63      Toutefois, en vertu des principes de bonne administration et de coopération loyale entre les institutions de l’Union et les États membres, la Commission était tenue de s’assurer que les conditions prévues dans le présent appel d’offres n’incitaient pas les soumissionnaires potentiels à violer la législation nationale belge susceptible de s’appliquer au contrat en cause en l’espèce (voir, par analogie, arrêts du Tribunal AICS/Parlement, point 62 supra, point 41, et du 11 juin 2002, AICS/Parlement, T‑365/00, Rec. p. II‑2719, point 63), cette question relevant de l’appréciation des faits (arrêt du Tribunal du 11 juin 2002, AICS/Parlement, précité, point 63).

64      En l’espèce, le Tribunal constate que, à la suite de la lettre de la requérante du 2 novembre 2007, dans laquelle celle-ci attirait l’attention de la Commission sur le fait que son offre était conforme aux dispositions de l’article 40 de la loi belge sur les pratiques du commerce, la Commission a demandé à l’attributaire, par lettre du 3 décembre 2007, de confirmer que son offre respectait la législation applicable et, en particulier, qu’elle ne vendait pas à perte, ce que l’attributaire a confirmé par lettre du 4 décembre 2007. Ce faisant, il y a lieu de considérer qu’elle a veillé à ne pas l’inciter à violer la législation nationale belge susceptible de s’appliquer au contrat en cause en l’espèce.

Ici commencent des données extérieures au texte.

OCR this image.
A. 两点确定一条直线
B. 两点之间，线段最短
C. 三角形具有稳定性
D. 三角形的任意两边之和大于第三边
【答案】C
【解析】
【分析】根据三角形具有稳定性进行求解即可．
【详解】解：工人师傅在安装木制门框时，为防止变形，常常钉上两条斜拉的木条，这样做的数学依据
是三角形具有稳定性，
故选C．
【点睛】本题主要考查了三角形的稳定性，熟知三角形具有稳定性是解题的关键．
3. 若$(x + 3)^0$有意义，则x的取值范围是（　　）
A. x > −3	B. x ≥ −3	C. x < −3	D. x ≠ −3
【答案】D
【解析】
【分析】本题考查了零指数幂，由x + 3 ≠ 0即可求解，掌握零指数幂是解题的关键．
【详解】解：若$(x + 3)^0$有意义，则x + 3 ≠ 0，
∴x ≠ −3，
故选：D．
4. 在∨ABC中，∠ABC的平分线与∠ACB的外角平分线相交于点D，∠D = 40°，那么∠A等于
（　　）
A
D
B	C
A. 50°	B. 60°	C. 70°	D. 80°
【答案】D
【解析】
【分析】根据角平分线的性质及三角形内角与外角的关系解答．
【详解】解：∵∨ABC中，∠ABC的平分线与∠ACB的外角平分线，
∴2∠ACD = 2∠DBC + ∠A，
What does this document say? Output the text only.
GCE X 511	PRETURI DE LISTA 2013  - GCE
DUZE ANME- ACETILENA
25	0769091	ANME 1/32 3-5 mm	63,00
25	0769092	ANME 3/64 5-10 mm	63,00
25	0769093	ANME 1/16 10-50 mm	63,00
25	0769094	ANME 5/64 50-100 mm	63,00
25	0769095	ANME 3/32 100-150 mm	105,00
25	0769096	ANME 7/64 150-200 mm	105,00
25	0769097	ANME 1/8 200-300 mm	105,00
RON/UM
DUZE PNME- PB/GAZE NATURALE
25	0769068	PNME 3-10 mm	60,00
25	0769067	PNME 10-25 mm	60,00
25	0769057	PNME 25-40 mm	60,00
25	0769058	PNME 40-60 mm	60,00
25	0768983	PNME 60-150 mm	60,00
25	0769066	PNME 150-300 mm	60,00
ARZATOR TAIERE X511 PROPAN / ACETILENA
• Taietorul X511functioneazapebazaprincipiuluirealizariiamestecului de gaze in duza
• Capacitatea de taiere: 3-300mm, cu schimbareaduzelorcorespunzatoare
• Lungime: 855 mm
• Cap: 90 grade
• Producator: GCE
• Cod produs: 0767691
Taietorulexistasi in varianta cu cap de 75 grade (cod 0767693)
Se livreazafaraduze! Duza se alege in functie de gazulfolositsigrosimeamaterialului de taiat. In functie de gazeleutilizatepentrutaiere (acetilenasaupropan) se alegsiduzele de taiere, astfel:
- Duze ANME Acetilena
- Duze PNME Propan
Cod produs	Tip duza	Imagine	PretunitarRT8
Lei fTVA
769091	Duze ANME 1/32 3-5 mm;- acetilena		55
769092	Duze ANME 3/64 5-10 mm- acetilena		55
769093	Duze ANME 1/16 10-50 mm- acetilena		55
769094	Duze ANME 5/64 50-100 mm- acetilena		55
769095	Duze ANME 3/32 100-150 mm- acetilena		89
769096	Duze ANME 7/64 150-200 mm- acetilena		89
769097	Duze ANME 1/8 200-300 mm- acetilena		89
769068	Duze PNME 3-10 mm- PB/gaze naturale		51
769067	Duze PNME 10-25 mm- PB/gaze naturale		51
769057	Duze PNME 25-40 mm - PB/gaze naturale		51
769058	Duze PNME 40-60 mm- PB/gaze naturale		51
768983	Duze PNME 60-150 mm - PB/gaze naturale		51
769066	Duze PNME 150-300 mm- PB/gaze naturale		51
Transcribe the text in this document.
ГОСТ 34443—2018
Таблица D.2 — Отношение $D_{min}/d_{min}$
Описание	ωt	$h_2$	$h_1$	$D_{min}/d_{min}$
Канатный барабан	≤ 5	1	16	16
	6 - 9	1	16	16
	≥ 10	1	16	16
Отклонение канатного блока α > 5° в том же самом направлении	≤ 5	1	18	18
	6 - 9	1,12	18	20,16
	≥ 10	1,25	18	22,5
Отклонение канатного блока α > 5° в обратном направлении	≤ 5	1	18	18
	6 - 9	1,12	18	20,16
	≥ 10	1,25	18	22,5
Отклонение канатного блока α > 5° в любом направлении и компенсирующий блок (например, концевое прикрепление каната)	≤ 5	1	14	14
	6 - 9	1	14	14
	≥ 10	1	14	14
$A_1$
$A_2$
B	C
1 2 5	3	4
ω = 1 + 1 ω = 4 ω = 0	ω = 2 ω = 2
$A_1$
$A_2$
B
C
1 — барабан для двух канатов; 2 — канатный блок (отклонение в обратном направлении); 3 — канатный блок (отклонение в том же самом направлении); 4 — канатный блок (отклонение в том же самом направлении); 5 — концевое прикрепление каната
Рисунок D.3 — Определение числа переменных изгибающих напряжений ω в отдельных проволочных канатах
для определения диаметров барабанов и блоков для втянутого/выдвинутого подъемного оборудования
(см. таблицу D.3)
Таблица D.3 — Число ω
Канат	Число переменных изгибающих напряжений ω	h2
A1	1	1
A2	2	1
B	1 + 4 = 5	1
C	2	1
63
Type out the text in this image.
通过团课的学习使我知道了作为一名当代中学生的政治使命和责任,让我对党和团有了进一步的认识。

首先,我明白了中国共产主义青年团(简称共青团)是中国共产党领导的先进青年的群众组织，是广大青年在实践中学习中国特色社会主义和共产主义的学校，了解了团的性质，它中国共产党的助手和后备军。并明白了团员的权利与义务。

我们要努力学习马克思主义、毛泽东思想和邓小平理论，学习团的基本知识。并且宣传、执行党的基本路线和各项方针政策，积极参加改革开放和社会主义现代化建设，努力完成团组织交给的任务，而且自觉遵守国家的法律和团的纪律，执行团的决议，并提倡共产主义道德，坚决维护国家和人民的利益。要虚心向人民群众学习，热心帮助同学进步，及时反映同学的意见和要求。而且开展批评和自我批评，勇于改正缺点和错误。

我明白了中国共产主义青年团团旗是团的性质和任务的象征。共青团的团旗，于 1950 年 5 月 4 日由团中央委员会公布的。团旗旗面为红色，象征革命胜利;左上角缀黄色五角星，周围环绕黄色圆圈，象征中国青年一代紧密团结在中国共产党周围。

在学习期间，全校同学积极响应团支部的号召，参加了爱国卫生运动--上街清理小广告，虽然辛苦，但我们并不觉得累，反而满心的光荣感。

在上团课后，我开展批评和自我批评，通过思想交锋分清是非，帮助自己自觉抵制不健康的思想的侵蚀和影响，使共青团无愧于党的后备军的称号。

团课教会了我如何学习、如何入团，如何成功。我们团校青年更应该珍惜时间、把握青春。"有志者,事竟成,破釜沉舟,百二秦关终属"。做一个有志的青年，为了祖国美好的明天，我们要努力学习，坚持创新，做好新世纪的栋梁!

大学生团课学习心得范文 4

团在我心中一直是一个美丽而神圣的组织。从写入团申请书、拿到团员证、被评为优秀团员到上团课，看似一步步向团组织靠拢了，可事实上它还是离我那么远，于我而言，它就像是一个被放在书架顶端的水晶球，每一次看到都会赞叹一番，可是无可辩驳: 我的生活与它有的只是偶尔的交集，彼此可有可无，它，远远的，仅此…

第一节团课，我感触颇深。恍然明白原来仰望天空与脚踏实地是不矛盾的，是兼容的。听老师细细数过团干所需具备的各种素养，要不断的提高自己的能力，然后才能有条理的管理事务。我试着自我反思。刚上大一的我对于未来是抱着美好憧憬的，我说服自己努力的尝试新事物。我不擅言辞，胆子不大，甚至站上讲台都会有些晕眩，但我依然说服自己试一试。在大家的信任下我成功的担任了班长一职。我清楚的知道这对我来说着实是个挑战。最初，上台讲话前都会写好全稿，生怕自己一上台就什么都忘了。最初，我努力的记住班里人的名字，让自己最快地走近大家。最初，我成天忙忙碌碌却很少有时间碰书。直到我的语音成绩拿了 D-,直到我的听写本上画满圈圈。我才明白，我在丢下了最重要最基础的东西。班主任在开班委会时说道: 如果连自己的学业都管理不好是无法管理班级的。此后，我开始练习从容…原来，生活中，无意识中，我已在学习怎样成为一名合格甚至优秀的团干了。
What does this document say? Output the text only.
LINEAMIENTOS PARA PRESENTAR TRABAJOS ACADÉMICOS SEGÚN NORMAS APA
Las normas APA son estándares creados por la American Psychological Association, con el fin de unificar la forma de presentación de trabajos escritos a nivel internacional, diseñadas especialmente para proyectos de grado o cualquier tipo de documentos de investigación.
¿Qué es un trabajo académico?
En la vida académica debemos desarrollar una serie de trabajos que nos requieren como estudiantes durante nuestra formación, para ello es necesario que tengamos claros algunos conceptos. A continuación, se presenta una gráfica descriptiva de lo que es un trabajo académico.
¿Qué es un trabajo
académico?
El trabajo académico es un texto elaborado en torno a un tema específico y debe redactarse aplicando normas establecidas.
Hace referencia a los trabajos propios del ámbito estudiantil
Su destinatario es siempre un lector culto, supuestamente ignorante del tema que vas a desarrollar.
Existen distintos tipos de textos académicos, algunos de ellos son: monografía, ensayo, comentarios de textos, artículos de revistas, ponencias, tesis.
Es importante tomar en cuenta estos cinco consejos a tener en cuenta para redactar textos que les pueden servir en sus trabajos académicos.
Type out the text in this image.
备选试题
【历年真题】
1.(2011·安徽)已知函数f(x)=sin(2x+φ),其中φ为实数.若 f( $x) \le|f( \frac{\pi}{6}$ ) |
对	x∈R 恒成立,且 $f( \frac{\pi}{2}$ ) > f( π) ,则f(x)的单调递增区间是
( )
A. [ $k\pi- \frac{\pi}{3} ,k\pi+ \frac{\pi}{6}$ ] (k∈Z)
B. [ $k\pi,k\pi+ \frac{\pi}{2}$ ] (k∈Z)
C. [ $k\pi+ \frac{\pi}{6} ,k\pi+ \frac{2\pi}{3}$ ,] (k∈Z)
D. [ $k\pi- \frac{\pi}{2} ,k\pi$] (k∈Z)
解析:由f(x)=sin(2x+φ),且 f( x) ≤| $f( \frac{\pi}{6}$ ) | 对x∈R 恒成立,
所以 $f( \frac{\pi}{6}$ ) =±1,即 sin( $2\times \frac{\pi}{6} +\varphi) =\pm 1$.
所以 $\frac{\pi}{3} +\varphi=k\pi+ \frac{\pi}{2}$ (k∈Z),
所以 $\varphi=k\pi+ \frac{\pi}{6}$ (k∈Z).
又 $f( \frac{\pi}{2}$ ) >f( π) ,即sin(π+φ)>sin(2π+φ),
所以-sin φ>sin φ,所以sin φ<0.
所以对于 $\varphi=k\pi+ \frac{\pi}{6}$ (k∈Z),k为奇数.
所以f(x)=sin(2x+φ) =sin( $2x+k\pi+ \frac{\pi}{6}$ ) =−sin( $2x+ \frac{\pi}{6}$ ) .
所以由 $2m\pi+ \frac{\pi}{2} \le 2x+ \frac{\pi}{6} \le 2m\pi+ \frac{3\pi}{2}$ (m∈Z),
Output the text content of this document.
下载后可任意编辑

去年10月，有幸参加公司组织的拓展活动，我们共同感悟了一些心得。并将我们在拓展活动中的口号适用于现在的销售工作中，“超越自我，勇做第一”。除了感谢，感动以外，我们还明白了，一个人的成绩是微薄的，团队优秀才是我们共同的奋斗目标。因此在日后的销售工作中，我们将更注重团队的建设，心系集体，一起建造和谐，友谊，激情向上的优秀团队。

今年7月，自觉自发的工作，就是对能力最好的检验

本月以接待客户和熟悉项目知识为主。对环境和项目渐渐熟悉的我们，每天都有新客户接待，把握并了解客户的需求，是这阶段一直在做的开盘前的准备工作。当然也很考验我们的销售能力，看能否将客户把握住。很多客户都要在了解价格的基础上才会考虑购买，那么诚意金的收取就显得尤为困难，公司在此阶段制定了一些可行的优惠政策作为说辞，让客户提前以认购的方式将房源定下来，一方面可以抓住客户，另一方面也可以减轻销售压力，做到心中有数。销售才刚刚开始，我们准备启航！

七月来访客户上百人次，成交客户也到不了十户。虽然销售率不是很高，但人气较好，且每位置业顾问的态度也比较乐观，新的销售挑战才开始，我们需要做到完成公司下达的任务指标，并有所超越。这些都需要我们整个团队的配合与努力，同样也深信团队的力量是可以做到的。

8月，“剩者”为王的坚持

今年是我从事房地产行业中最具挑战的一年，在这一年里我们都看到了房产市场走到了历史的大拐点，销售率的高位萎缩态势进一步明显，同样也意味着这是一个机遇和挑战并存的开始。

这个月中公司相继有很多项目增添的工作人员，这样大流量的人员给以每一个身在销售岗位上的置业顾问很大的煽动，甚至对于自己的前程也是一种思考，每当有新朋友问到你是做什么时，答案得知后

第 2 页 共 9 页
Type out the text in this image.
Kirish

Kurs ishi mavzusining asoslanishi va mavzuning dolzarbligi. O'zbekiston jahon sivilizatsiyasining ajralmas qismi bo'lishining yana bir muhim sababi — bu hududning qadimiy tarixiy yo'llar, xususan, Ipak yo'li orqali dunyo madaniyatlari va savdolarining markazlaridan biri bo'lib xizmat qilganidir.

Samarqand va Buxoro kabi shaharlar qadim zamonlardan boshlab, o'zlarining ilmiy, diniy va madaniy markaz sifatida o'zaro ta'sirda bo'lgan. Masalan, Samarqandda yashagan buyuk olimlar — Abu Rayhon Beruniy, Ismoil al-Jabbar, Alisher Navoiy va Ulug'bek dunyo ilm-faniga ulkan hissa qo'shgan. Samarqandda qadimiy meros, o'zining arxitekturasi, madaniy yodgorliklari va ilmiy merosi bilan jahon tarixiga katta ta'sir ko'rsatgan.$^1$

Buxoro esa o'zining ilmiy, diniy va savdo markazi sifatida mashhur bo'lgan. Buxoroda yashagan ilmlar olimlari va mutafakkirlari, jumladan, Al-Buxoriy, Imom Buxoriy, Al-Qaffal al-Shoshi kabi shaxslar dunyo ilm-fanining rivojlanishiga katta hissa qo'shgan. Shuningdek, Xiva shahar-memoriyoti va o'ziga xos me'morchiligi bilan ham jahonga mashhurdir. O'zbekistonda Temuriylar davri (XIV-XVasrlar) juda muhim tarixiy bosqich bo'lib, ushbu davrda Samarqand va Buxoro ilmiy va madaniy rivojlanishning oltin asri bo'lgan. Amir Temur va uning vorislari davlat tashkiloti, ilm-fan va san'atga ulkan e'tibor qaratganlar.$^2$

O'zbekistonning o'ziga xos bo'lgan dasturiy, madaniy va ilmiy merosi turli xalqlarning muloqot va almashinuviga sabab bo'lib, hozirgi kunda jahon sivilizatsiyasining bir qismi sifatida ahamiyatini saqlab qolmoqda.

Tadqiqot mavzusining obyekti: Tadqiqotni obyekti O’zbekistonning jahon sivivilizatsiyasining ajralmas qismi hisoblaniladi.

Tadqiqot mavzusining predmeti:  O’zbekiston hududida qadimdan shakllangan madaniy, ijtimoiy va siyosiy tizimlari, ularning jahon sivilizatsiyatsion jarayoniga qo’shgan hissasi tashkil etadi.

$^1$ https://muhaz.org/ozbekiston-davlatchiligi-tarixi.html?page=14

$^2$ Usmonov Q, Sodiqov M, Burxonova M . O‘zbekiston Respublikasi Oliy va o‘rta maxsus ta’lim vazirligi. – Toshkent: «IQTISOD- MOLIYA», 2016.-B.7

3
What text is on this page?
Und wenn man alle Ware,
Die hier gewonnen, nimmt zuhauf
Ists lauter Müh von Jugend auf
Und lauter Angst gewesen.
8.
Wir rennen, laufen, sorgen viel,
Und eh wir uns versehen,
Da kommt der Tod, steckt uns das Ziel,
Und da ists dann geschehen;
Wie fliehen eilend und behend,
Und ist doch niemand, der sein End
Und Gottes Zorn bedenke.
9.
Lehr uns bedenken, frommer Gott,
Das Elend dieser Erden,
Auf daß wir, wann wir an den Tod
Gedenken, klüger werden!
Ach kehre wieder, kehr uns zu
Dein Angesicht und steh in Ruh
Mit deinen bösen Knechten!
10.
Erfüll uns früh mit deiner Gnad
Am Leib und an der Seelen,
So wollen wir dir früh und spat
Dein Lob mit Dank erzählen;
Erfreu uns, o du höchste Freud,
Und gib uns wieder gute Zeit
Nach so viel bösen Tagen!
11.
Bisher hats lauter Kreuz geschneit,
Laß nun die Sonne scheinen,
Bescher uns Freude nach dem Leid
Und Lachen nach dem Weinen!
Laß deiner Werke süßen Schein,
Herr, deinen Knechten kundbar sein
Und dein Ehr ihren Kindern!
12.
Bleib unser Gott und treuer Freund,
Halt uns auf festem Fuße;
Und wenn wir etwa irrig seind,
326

65      En outre, le Tribunal considère que la requérante n’a pas démontré que l’offre de l’attributaire impliquait manifestement ou nécessairement une violation de l’article 40 de la loi belge sur les pratiques du commerce. En effet, la requérante se contente de supposer que l’attributaire avait bénéficié d’une remise identique à la sienne et se fonde uniquement, pour affirmer que l’offre de l’attributaire constituait une vente à perte au sens de l’article 40 de la loi belge sur les pratiques du commerce, sur la lettre du fournisseur. Selon la requérante, il ressortirait de ladite lettre que le pourcentage de réduction maximal accordé par le fournisseur pour l’ensemble des revendeurs, y compris l’attributaire, dans le cadre de la procédure d’appel d’offres en cause était de 17,70 %.

66      Cependant, il ne saurait être déduit de la lettre du fournisseur que ladite réduction proposée par la requérante dans son offre était valable pour tous les revendeurs du fournisseur.

67      En effet, aux termes des deux seuls paragraphes de ladite lettre, il est indiqué ce qui suit :

« Nous confirmons par la présente qu’en ce qui concerne l’appel d’offres mentionné en objet votre ristourne en tant que LAR pour la souscription d’un accord ‘Custom Enterprise’ est de 17,700 %.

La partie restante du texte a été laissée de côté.